The market for electronics gas-affiliated equipment is apparently in tears, according to a report by the Gas Review.
Furthermore, a lengthy cooling-off of the market is anticipated and could result in significantly decreasing demand for electronics and specialty gases.
The nightmare return of the IT slump of 2001-2002 could actually become a reality, as the market slips into a situation whereby the in the worst case scenario, it may in fact be reduced by half.
The past three years has seen the semiconductor market move along comparatively firmly, yet demand has taken a turn for the worse since Spring 2008, the Gas Review notes.
Both production and orders received have ‘greatly fallen off’ and while a recovery in the latter half of the year had been expected, this appears not to have been the case.
The special demand for LCDs and PDPs caused by the Beijing Olympics is not thought to have matched expectations, with the global financial crisis which hit in the final quarter also to blame for the slump.
Chip fabs for the digital home appliance market were hit by the slump in end-user products, as a result of the economic downturn, while even in Japan the operational ration of fabs producing semiconductors for use on cars fell substantially as of July 2008 – ahead of the drop in vehicle production and sales.
With so many factors combined, capital investment is believed to have been moving towards a crucial stage of either postponement, contraction or even cancellation for the semiconductor industry.
Construction of new plants has been postponed and furthermore, some existing plants have been under the threat of temporary closure.
The market trend in Japan for electronic gas devices and installation for 2008, shows a drop of 40% for use with semiconductors, a slight growth for LCDs, a solid showing for compound semiconductors, and a slightly positive figure for solar cells.
As a result, a forecast calls for an overall drop in the market of around 30% - amounting to Y49bn and falling below the Y50bn level for the first time since 2002. Concern reigns for an even greater drop in the future, though largel y circumstantial.

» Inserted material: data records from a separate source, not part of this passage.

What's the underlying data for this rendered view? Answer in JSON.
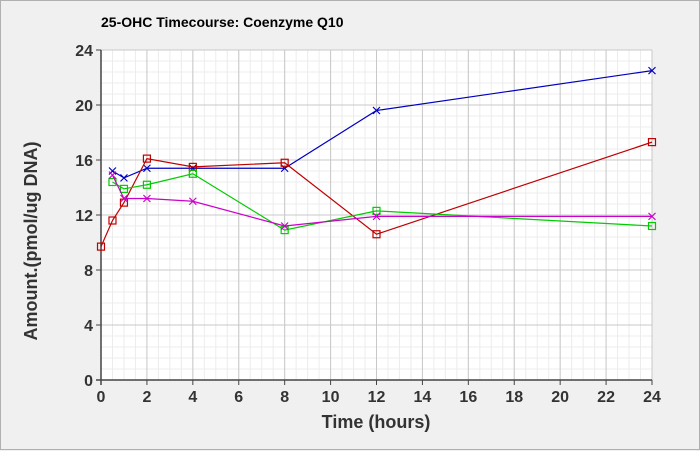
{
  "chart_data": {
    "type": "line",
    "title": "25-OHC Timecourse: Coenzyme Q10",
    "xlabel": "Time (hours)",
    "ylabel": "Amount.(pmol/ug DNA)",
    "xlim": [
      0,
      24
    ],
    "ylim": [
      0,
      24
    ],
    "xticks": [
      0,
      2,
      4,
      6,
      8,
      10,
      12,
      14,
      16,
      18,
      20,
      22,
      24
    ],
    "yticks": [
      0,
      4,
      8,
      12,
      16,
      20,
      24
    ],
    "grid": true,
    "legend": "none",
    "series": [
      {
        "color": "#0000c0",
        "marker": "x",
        "x": [
          0.5,
          1,
          2,
          4,
          8,
          12,
          24
        ],
        "y": [
          15.2,
          14.7,
          15.4,
          15.4,
          15.4,
          19.6,
          22.5
        ]
      },
      {
        "color": "#c00000",
        "marker": "square",
        "x": [
          0,
          0.5,
          1,
          2,
          4,
          8,
          12,
          24
        ],
        "y": [
          9.7,
          11.6,
          12.9,
          16.1,
          15.5,
          15.8,
          10.6,
          17.3
        ]
      },
      {
        "color": "#00cc00",
        "marker": "square",
        "x": [
          0.5,
          1,
          2,
          4,
          8,
          12,
          24
        ],
        "y": [
          14.4,
          13.9,
          14.2,
          15.0,
          10.9,
          12.3,
          11.2
        ]
      },
      {
        "color": "#cc00cc",
        "marker": "x",
        "x": [
          0.5,
          1,
          2,
          4,
          8,
          12,
          24
        ],
        "y": [
          14.9,
          13.2,
          13.2,
          13.0,
          11.2,
          11.9,
          11.9
        ]
      }
    ]
  }
}
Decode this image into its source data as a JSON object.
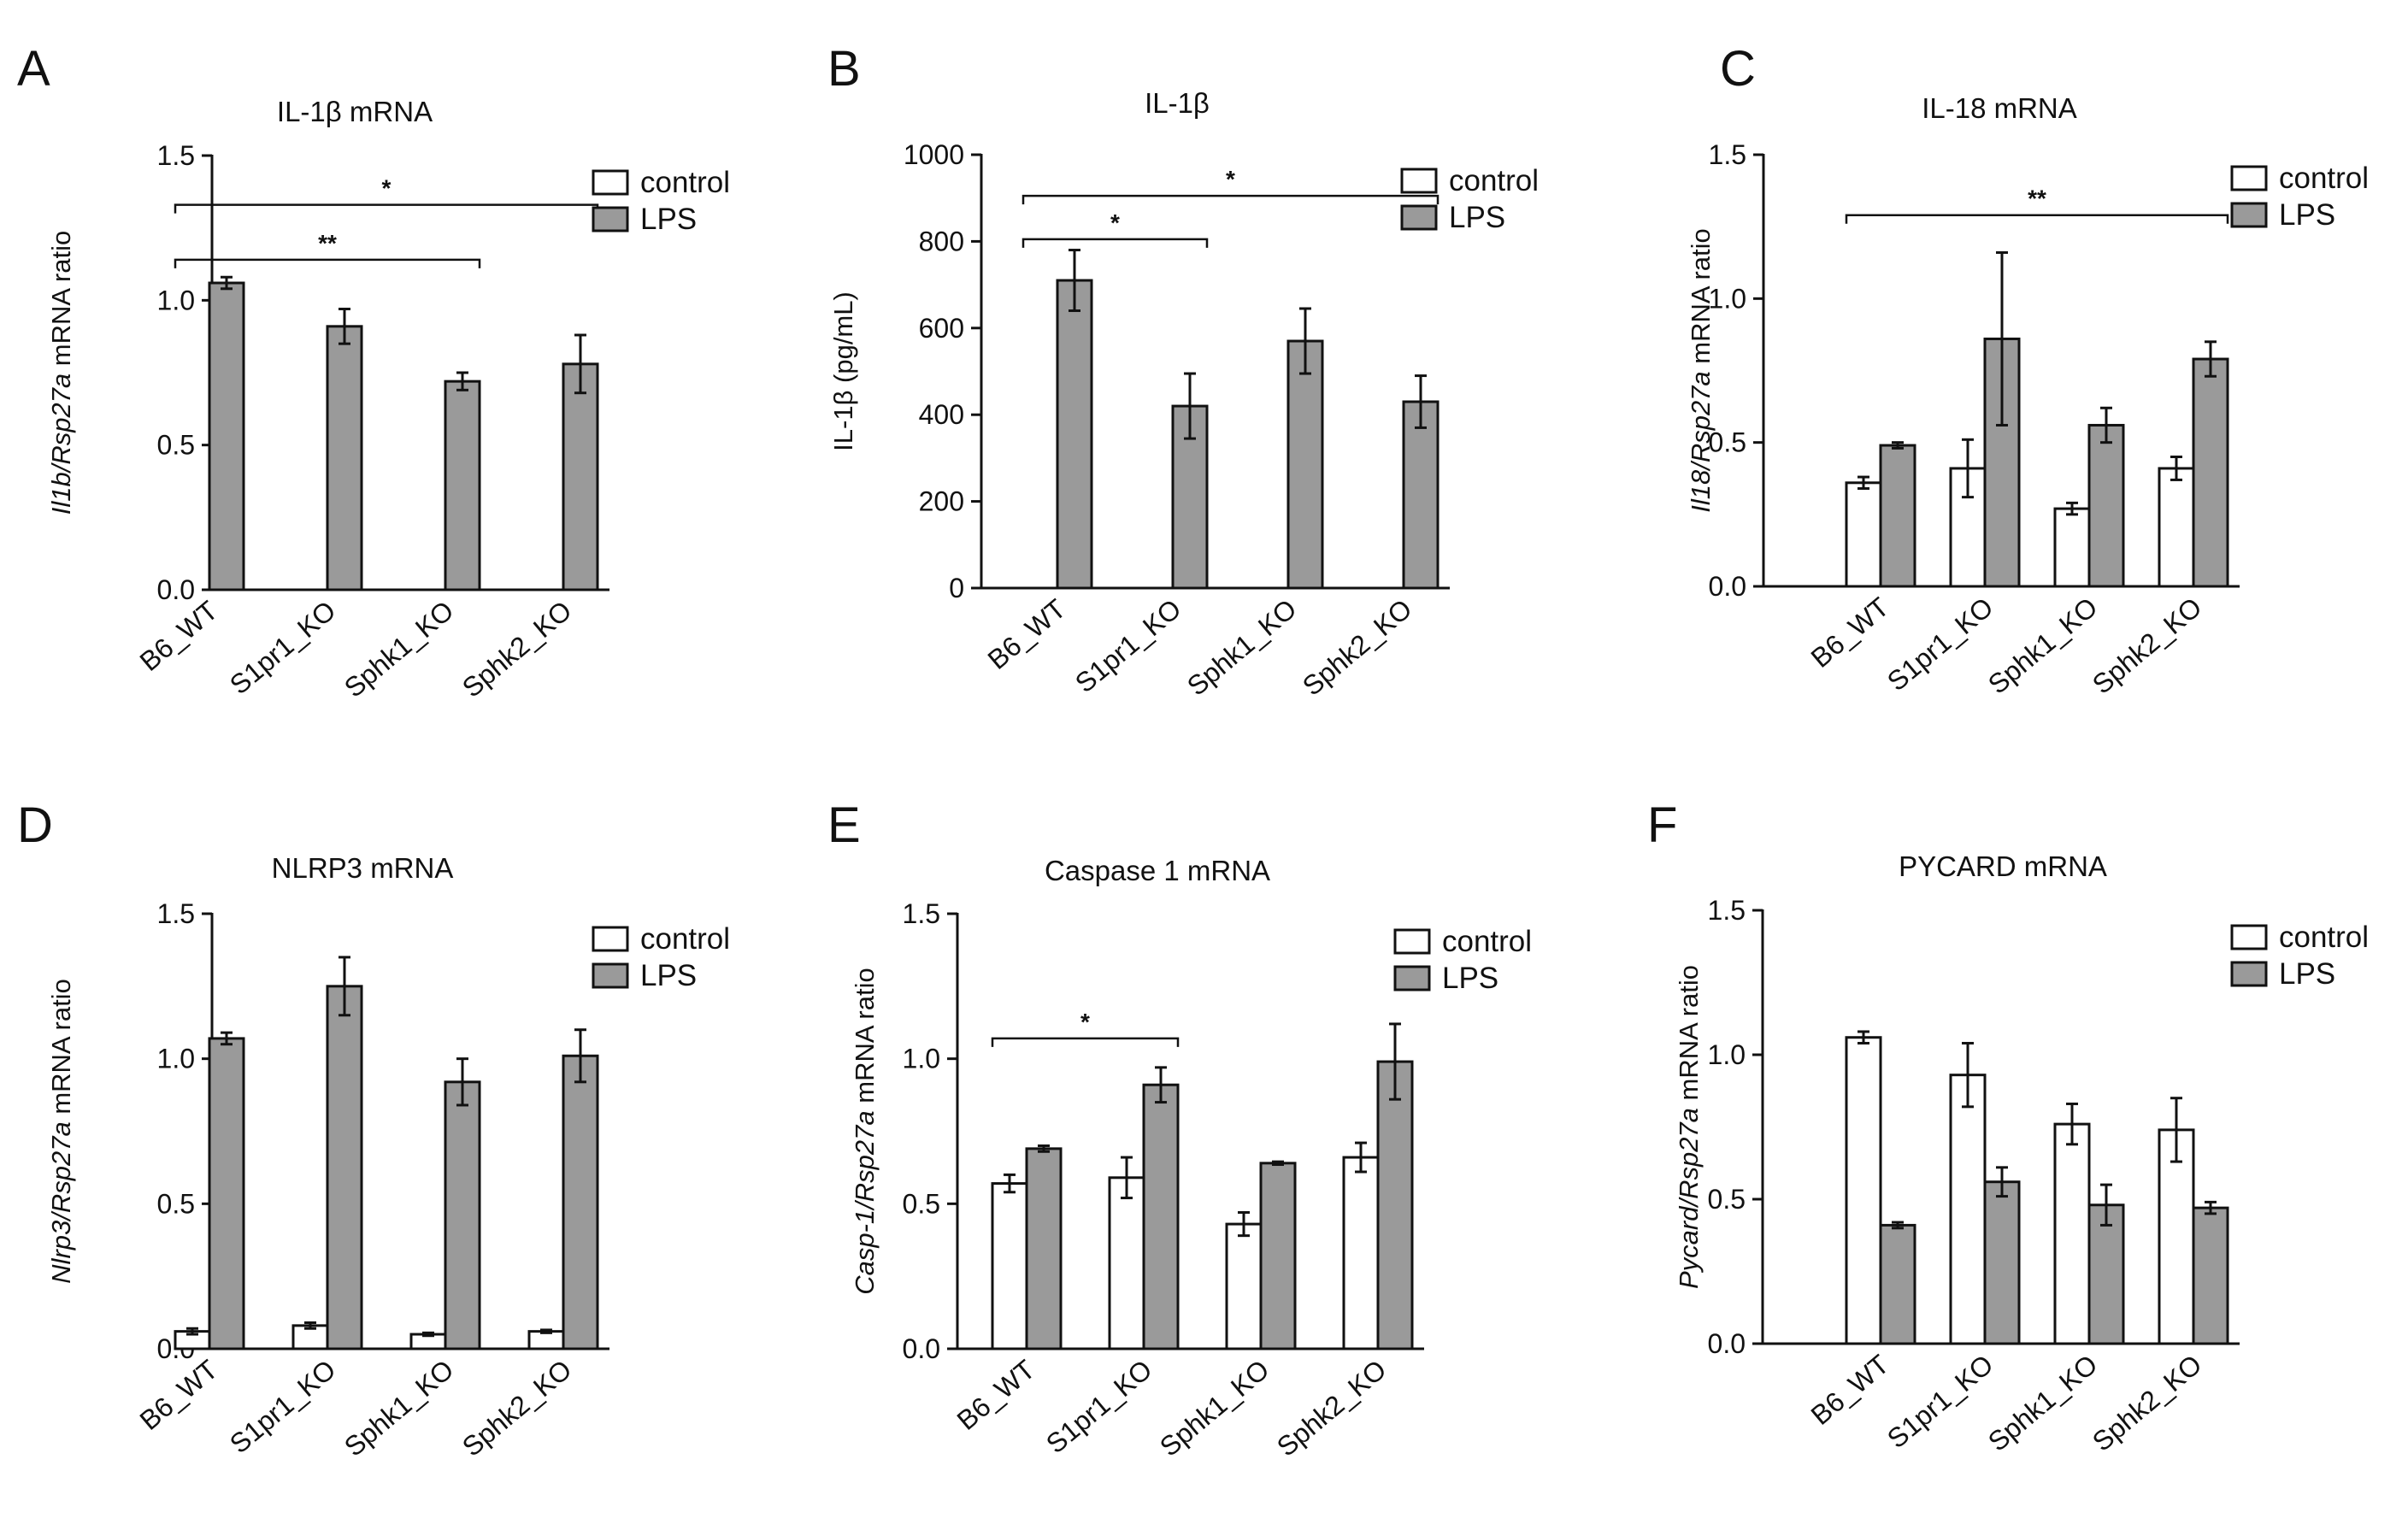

Such a cooling-off of the market like this is the first such scenario since the IT slump which was endured for a two year period from 2001-2002. The fact that the markets of Taiwan and Korea are maturing does not help matters either, as growth potential is ever limited and the electronics gas markets in these countries are ‘disappearing’.
With the cooling-off of consumption, caused by the global economic downturn, the slump in semiconductor and electronics gases could well be heading towards a crunch point.